Fue lo que hizo, por ejemplo, Estados Unidos en Vietnam. Sus resultados fueron igualmente contraproducentes porque sus enemigos también aprendieron a endurecerse ante la adversidad.
Bregman argumenta con solidez que la mayoría de la gente es buena, al contrario de lo que supone una ideología pesimista disfrazada de realismo. Si los poderosos temen que un desastre nos haga retroceder hasta la barbarie, es porque son ellos los verdaderos egoístas y por eso piensan que el resto del mundo también es así. Desde esta perspectiva, los hechos comprobados darían la razón a los idealistas, no a los cínicos.

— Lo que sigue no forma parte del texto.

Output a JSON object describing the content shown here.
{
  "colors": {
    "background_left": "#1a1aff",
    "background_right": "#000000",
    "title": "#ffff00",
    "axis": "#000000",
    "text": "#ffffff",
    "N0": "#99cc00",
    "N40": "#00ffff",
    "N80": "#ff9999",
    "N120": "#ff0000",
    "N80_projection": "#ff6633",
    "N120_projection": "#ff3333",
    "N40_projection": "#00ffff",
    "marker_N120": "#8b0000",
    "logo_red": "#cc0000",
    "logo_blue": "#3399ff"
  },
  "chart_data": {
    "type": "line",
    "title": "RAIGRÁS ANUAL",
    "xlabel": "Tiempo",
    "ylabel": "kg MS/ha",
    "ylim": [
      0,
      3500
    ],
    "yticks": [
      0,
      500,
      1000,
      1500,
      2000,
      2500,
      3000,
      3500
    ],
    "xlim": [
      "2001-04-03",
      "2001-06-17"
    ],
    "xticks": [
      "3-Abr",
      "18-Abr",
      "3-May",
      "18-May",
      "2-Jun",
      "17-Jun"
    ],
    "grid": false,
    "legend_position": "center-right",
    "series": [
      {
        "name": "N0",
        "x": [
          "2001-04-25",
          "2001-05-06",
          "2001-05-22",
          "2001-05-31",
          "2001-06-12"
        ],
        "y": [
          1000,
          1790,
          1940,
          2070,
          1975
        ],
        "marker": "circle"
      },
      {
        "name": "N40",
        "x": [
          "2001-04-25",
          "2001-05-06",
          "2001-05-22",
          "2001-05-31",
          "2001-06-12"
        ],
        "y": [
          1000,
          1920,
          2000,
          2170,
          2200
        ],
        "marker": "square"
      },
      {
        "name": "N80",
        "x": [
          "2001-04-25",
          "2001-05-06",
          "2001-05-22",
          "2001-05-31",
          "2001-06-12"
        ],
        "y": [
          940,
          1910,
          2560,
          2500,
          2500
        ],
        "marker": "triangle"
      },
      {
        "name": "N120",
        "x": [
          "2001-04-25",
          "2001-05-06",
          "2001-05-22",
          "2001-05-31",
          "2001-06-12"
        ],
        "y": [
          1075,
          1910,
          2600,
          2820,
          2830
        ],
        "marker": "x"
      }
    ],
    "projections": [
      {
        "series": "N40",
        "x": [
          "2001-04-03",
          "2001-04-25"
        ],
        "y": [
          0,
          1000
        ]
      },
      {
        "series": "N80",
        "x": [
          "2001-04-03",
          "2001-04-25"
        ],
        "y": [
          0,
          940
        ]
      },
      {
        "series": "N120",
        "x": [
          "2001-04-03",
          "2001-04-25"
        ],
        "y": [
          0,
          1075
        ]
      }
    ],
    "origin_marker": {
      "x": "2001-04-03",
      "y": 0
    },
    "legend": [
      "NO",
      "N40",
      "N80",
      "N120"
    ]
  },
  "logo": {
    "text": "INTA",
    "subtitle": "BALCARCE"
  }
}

La literatura histórica disponible demuestra que las condiciones objetivas no lo son todo. También tiene un enorme poder la manera en que afrontamos los obstáculos. En La gran evasión, poco antes de morir, el personaje de Richard Attenborough dice que nunca había sido tan feliz como en el campo de prisioneros nazi. ¿Se ha vuelto, tal vez, loco? ¿Cómo puede decir algo en apariencia tan descabellado a propósito de un lugar tan horrible? Sus palabras resultan, en realidad, muy fáciles de entender. Mientras organizaba la fuga de sus compañeros, participaba en un proyecto colectivo y eso daba sentido a su vida. Tenía la sensación de que caminaba en una dirección en lugar de levantarse cada mañana sin ningún propósito.
Se trata, sí, de un ejemplo de ficción, pero la historia nos muestra que la vida de cada día está llena de casos similares. Fueron muchas las personas que recordaban la Segunda Guerra Mundial como un tiempo dichoso, en el que se combatía por una causa justa, frente la existencia prosaica y materialista que vendría después.